By: John Bibby and Tarun Bhakta
Published: November 2020

Consultation response: Planning For the Future

The government published a white paper, Planning for the Future, proposing far-reaching changes to the planning system in August 2020. Shelter's response to the consultation on the white paper focusses on proposals for a new infrastructure levy to replace Section 106 and the Community Infrastructure Levy. The response included evidence from Arup, who conducted research on several case studies to consider how the levy might perform and what detailed issues it will need to overcome.

As the country’s leading housing and homelessness charity we have a major interest in how changes to the planning system will affect the country’s housing emergency. We know getting social housebuilding up to where it needs to be will take big changes to achieve. We want to see major changes to our housebuilding system and predominant model of development to deliver the social homes that the country needs.

However, the proposals currently in the white paper won’t deliver the increase in social housebuilding we need when we need it. Planning isn’t the fundamental barrier to increasing housebuilding, as established by the government’s own independent review of build out. It’s particularly the barrier to delivering more social rented homes. We want the government to be serious about increasing social housebuilding, but the major missing ingredient is investment.

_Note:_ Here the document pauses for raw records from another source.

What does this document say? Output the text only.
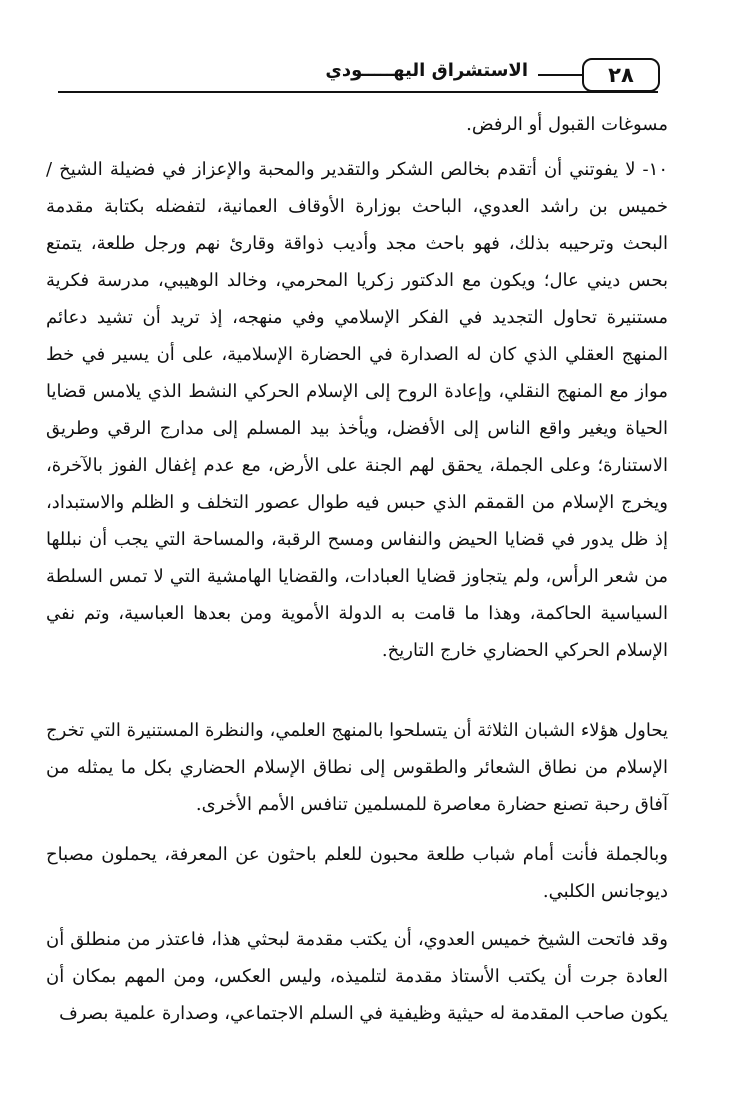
٢٨
الاستشراق اليهـــــودي

مسوغات القبول أو الرفض.

١٠- لا يفوتني أن أتقدم بخالص الشكر والتقدير والمحبة والإعزاز في فضيلة الشيخ / خميس بن راشد العدوي، الباحث بوزارة الأوقاف العمانية، لتفضله بكتابة مقدمة البحث وترحيبه بذلك، فهو باحث مجد وأديب ذواقة وقارئ نهم ورجل طلعة، يتمتع بحس ديني عال؛ ويكون مع الدكتور زكريا المحرمي، وخالد الوهيبي، مدرسة فكرية مستنيرة تحاول التجديد في الفكر الإسلامي وفي منهجه، إذ تريد أن تشيد دعائم المنهج العقلي الذي كان له الصدارة في الحضارة الإسلامية، على أن يسير في خط مواز مع المنهج النقلي، وإعادة الروح إلى الإسلام الحركي النشط الذي يلامس قضايا الحياة ويغير واقع الناس إلى الأفضل، ويأخذ بيد المسلم إلى مدارج الرقي وطريق الاستنارة؛ وعلى الجملة، يحقق لهم الجنة على الأرض، مع عدم إغفال الفوز بالآخرة، ويخرج الإسلام من القمقم الذي حبس فيه طوال عصور التخلف و الظلم والاستبداد، إذ ظل يدور في قضايا الحيض والنفاس ومسح الرقبة، والمساحة التي يجب أن نبللها من شعر الرأس، ولم يتجاوز قضايا العبادات، والقضايا الهامشية التي لا تمس السلطة السياسية الحاكمة، وهذا ما قامت به الدولة الأموية ومن بعدها العباسية، وتم نفي الإسلام الحركي الحضاري خارج التاريخ.

يحاول هؤلاء الشبان الثلاثة أن يتسلحوا بالمنهج العلمي، والنظرة المستنيرة التي تخرج الإسلام من نطاق الشعائر والطقوس إلى نطاق الإسلام الحضاري بكل ما يمثله من آفاق رحبة تصنع حضارة معاصرة للمسلمين تنافس الأمم الأخرى.

وبالجملة فأنت أمام شباب طلعة محبون للعلم باحثون عن المعرفة، يحملون مصباح ديوجانس الكلبي.

وقد فاتحت الشيخ خميس العدوي، أن يكتب مقدمة لبحثي هذا، فاعتذر من منطلق أن العادة جرت أن يكتب الأستاذ مقدمة لتلميذه، وليس العكس، ومن المهم بمكان أن يكون صاحب المقدمة له حيثية وظيفية في السلم الاجتماعي، وصدارة علمية بصرف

Our overall view of the proposal for consolidated infrastructure levy is that it doesn’t make sense to completely replace a system that has become vital for delivering social housing without proof of concept. This is particularly true when known improvements could be made now and when we are in a time of serious economic uncertainty and acute housing need. Replacing the system would be inherently risky. To overcome this risk, the government will need to build in safeguards that make its ambition and commitment to deliver at least as much social housing onsite concrete. And it will need to overcome several fundamental challenges that its proposed infrastructure levy faces. This won’t be easy and may not be possible. We are currently unconvinced that a flat rate levy will be able to deliver as much social housing as the existing system and cannot support the proposal until the government has evidenced that it would do so.